Opini

Fiqh Sosial : Upaya Pengembangan Madzhab Qauli dan Manhaji (lanjutan 1)

Jum, 4 Juli 2003 | 11:54 WIB

Paradigma Fiqh Sosial

Bagian kedua

Syari'at Islam merupakan pengejawantahan dari Aqidah Islamiyah. Aqidah mengajarkan akan adanya jaminan hidup dan kehidupan termasuk kesejahteraan bagi setiap manusia. Jaminan itu pada umumnya mengatur secara rinci cara berikhtiar mengelolanya. Pada prinsipnya tujuan syari'at Islam yang dijabarkan secara rinci oleh para ulama dalam ajaran fiqh ialah penataan hal ihwal manusia dalam kehidupan duniawi dan ukhrawi, kehidupan individual, bermasyarakat dan bernegara.

<>

Syari'at Islam mengatur hubungan antara manusia dengan Allah yang dalam fiqh menjadi komponen ibadah, baik sosial maupur individual, muqayyadah (terikat oleh syarat dan rukun) maupun muthlaqah (teknik operasionalnya tidak terikat oleh syarat dan rukun tertentu). Ia juga mengatur hubungan antara sesama manusia dalam bentul mu'asyarah (pergaulan) maupun mu'amalah (hubungan transaksi untuk memenuhi kebutuhan hidup). Disamping itu ia juga mengatur hubungar dan tata cara keluarga, yang dirumuskan dalam komponen munakahat. Untuk menata pergaulan yang menjamin ketenteraman dan keadilan, ia juga punya aturan yang dijabarkan dalam komponen jinayah, jihad dar qadla.
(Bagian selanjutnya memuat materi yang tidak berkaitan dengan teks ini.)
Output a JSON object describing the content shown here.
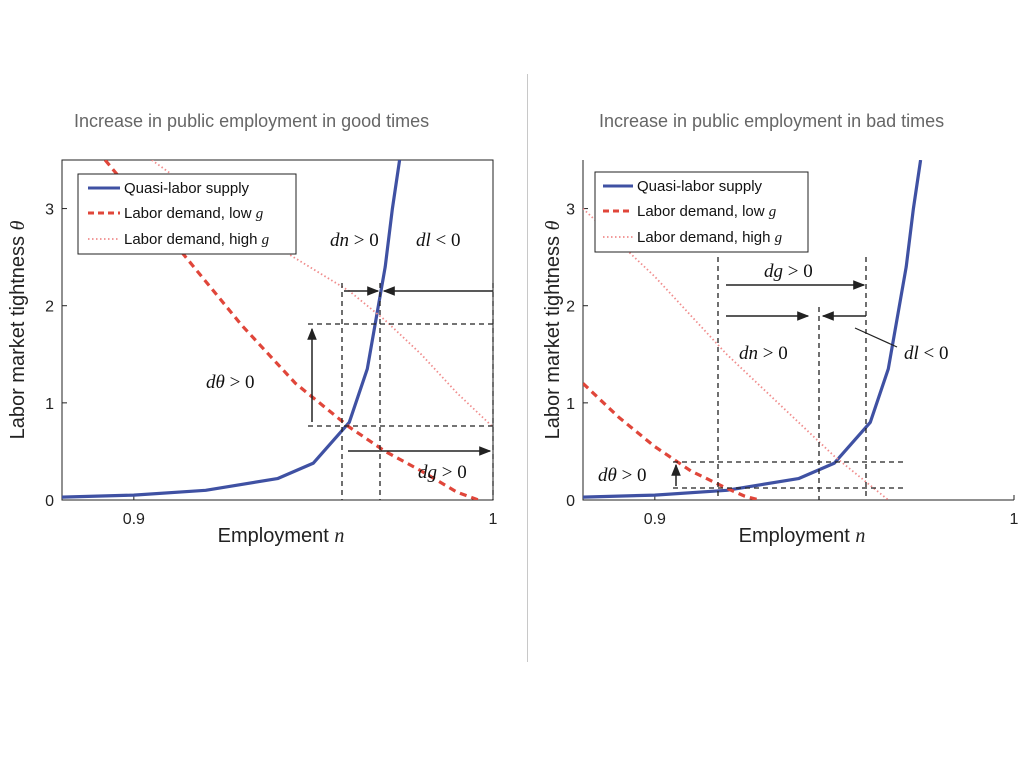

Beberapa komponen fiqh di atas merupakan teknis operasional dari lima tujuan syari'at (maqasid al-syari'ah), yaitu memelihara dalam arti luas-agama, akal, jiwa, nasab (keturunan) dan harta benda. Komponen-komponen itu secara bulat dan terpadu menata bidang-bidang pokok dari kehidupan manusia dalam rangka berikhtiar melaksanakan taklif untuk mencapai kesejahteraan duniawi dan ukhrawi (sa'adatud darain), sebagai tujuan hidupnya.

Unsur-unsur kesejahteraan dalam kehidupan duniawi dan ukhrawi bersifat saling mempengaruhi. Apabila hal itu dikaitkan dengan syari'at Islam yang dijabarkan dalam fiqh dengan bertitik tolak dari lima prinsip dalam maqasid al-syari'ah, maka akan jelas, syari'at Islam mempunya i sasaran yang mendasar yakni kesejahteraan lahir batin bagi setiap manusia, Berarti bahwa manusia merupakan sasaran sekaligus menempati posisi kunci dalam keberhasilan mencapai kesejahteraan yang dimaksud.

Apa yang dijelaskan di atas merupakan kerangka paradigmatik di atas mana fiqh sosial seharusnya dikembangkan. Dengan kata lain, fiqh sosial bertolak dari pandangan bahwa mengatasi masalah sosial yang kompleks dipandang sebagai perhatian utama syari'at Islam. Pemecahan problem sosial berarti merupakan upaya untuk memenuhi tanggung jawab kaum muslimin yang konsekuen atas kewajiban mewujudkan kesejahteraan atau kemaslahatan umum (al-mashalih al-'ammah). Dalam hal ini, kemaslahatan umum --kurang lebih adalah kebutuhan nyata masyarakat dalam suatu kawasan tertentu untuk menunjang kesejahteraan lahiriahnya. Baik kebutuhan itu berdimensi dlaruriyah atau kebutuhan dasar (basic need) yang menjadi sarana pokok untuk mencapai keselamatan agama, akal pikiran, jiwa, raga, nasab (keturunan) dan harta benda, maupun kebutuhan hajiah (sekunder) dan kebutuhan yang berdimensi takmiliyah atau pelengkap (suplementer).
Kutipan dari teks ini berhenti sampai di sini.